The results of the phylogenetic tree of the NA gene showed that the NA gene of the two H7 Korean AIVs belonged to the Eurasian lineage (Supplementary Materials Figure S1). The NA genes of 20X-20 and 34X-2 showed the highest nucleotide identities with the NA gene of A/Anas platyrhynchos/South Korea/JB31/96/2019(H11N9) (98.2%) and A/mallard/Korea/A15/2016(H7N7) (97.4%), respectively. However, the NA gene of the two H7 Korean AIVs clustered distinct subgroups with human influenza viruses.

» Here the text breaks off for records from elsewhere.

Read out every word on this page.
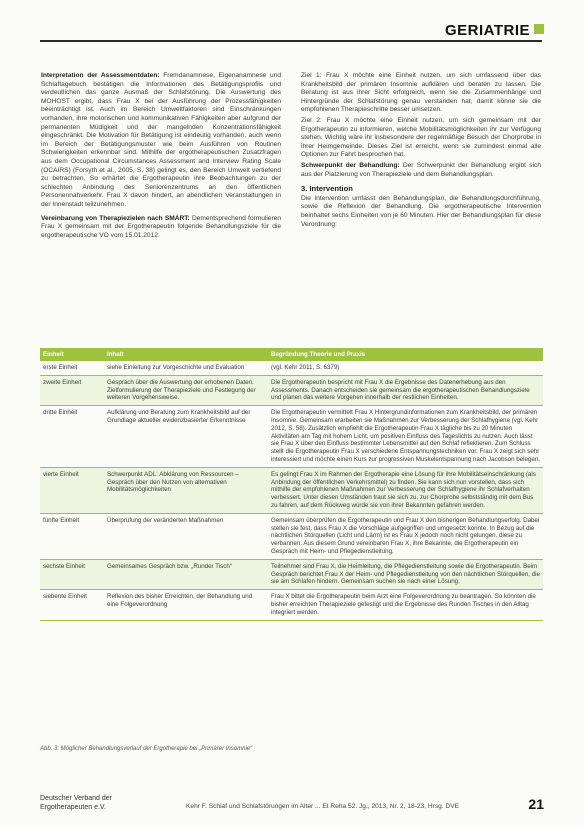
GERIATRIE

Interpretation der Assessmentdaten: Fremdanamnese, Eigenanamnese und Schlaftagebuch bestätigen die Informationen des Betätigungsprofils und verdeutlichen das ganze Ausmaß der Schlafstörung. Die Auswertung des MOHOST ergibt, dass Frau X bei der Ausführung der Prozessfähigkeiten beeinträchtigt ist. Auch im Bereich Umweltfaktoren sind Einschränkungen vorhanden, ihre motorischen und kommunikativen Fähigkeiten aber aufgrund der permanenten Müdigkeit und der mangelnden Konzentrationsfähigkeit eingeschränkt. Die Motivation für Betätigung ist eindeutig vorhanden, auch wenn im Bereich der Betätigungsmuster wie beim Ausführen von Routinen Schwierigkeiten erkennbar sind. Mithilfe der ergotherapeutischen Zusatzfragen aus dem Occupational Circumstances Assessment and Interview Rating Scale (OCAIRS) (Forsyth et al., 2005, S. 38) gelingt es, den Bereich Umwelt vertiefend zu betrachten. So erhärtet die Ergotherapeutin ihre Beobachtungen zu der schlechten Anbindung des Seniorenzentrums an den öffentlichen Personennahverkehr. Frau X davon hindert, an abendlichen Veranstaltungen in der Innenstadt teilzunehmen.

Vereinbarung von Therapiezielen nach SMART: Dementsprechend formulieren Frau X gemeinsam mit der Ergotherapeutin folgende Behandlungsziele für die ergotherapeutische VO vom 15.01.2012:

Ziel 1: Frau X möchte eine Einheit nutzen, um sich umfassend über das Krankheitsbild der primären Insomnie aufklären und beraten zu lassen. Die Beratung ist aus ihrer Sicht erfolgreich, wenn sie die Zusammenhänge und Hintergründe der Schlafstörung genau verstanden hat, damit könne sie die empfohlenen Therapieschritte besser umsetzen.

Ziel 2: Frau X möchte eine Einheit nutzen, um sich gemeinsam mit der Ergotherapeutin zu informieren, welche Mobilitätsmöglichkeiten ihr zur Verfügung stehen. Wichtig wäre ihr insbesondere der regelmäßige Besuch der Chorprobe in ihrer Heimgemeinde. Dieses Ziel ist erreicht, wenn sie zumindest einmal alle Optionen zur Fahrt besprochen hat.

Schwerpunkt der Behandlung: Der Schwerpunkt der Behandlung ergibt sich aus der Platzierung von Therapieziele und dem Behandlungsplan.

3. Intervention

Die Intervention umfasst den Behandlungsplan, die Behandlungsdurchführung, sowie die Reflexion der Behandlung. Die ergotherapeutische Intervention beinhaltet sechs Einheiten von je 60 Minuten. Hier der Behandlungsplan für diese Verordnung:

Einheit	Inhalt	Begründung Theorie und Praxis
erste Einheit	siehe Einleitung zur Vorgeschichte und Evaluation	(vgl. Kehr 2011, S. 6379)
zweite Einheit	Gespräch über die Auswertung der erhobenen Daten. Zielformulierung der Therapieziele und Festlegung der weiteren Vorgehensweise.	Die Ergotherapeutin bespricht mit Frau X die Ergebnisse des Datenerhebung aus den Assessments. Danach entscheiden sie gemeinsam die ergotherapeutischen Behandlungsziele und planen das weitere Vorgehen innerhalb der restlichen Einheiten.
dritte Einheit	Aufklärung und Beratung zum Krankheitsbild auf der Grundlage aktueller evidenzbasierter Erkenntnisse	Die Ergotherapeutin vermittelt Frau X Hintergrundinformationen zum Krankheitsbild, der primären Insomnie. Gemeinsam erarbeiten sie Maßnahmen zur Verbesserung der Schlafhygiene (vgl. Kehr 2012, S. 58). Zusätzlich empfiehlt die Ergotherapeutin Frau X tägliche bis zu 20 Minuten Aktivitäten am Tag mit hohem Licht, um positiven Einfluss des Tageslichts zu nutzen. Auch lässt sie Frau X über den Einfluss bestimmter Lebensmittel auf den Schlaf reflektieren. Zum Schluss stellt die Ergotherapeutin Frau X verschiedene Entspannungstechniken vor. Frau X zeigt sich sehr interessiert und möchte einen Kurs zur progressiven Muskelentspannung nach Jacobson belegen.
vierte Einheit	Schwerpunkt ADL: Abklärung von Ressourcen – Gespräch über den Nutzen von alternativen Mobilitätsmöglichkeiten	Es gelingt Frau X im Rahmen der Ergotherapie eine Lösung für ihre Mobilitätseinschränkung (als Anbindung der öffentlichen Verkehrsmittel) zu finden. Sie kann sich nun vorstellen, dass sich mithilfe der empfohlenen Maßnahmen zur Verbesserung der Schlafhygiene ihr Schlafverhalten verbessert. Unter diesen Umständen traut sie sich zu, zur Chorprobe selbstständig mit dem Bus zu fahren, auf dem Rückweg würde sie von ihrer Bekannten gefahren werden.
fünfte Einheit	Überprüfung der veränderten Maßnahmen	Gemeinsam überprüfen die Ergotherapeutin und Frau X den bisherigen Behandlungserfolg. Dabei stellen sie fest, dass Frau X die Vorschläge aufgegriffen und umgesetzt konnte. In Bezug auf die nächtlichen Störquellen (Licht und Lärm) ist es Frau X jedoch noch nicht gelungen, diese zu verbannen. Aus diesem Grund vereinbaren Frau X, ihre Bekannte, die Ergotherapeutin ein Gespräch mit Heim- und Pflegedienstleitung.
sechste Einheit	Gemeinsames Gespräch bzw. „Runder Tisch“	Teilnehmer sind Frau X, die Heimleitung, die Pflegedienstleitung sowie die Ergotherapeutin. Beim Gespräch berichtet Frau X der Heim- und Pflegedienstleitung von den nächtlichen Störquellen, die sie am Schlafen hindern. Gemeinsam suchen sie nach einer Lösung.
siebente Einheit	Reflexion des bisher Erreichten, der Behandlung und eine Folgeverordnung	Frau X bittet die Ergotherapeutin beim Arzt eine Folgeverordnung zu beantragen. So könnten die bisher erreichten Therapieziele gefestigt und die Ergebnisse des Runden Tisches in den Alltag integriert werden.
Abb. 3: Möglicher Behandlungsverlauf der Ergotherapie bei „Primärer Insomnie“
Deutscher Verband der
Ergotherapeuten e.V.	Kehr F. Schlaf und Schlafstörungen im Alter ... Et Reha 52. Jg., 2013, Nr. 2, 18-23, Hrsg. DVE	21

Most of the internal genes (PB2, PB1, PA, NP, M, and NS) of the two H7 Korean AIVs belonged to the Eurasian lineage, except for the M gene of 34X-2 (Supplementary Materials Figure S2). The PB2, PB1, PA, NP, M, and NS genes of 20X-20 and 34X-2 shared 95.1%. 95%, 96.7%, 94.1%, 93.9%, and 99.5% nucleotide identities, respectively. The NP and M genes, which showed less than 95% nucleotide similarity, were clustered into different subgroups. The PA gene of 20X-20 was clustered into the same subgroup as the PA gene of A/Mandarin duck/Korea/WB246/2016(H5N6), which is an internal gene of HPAIV.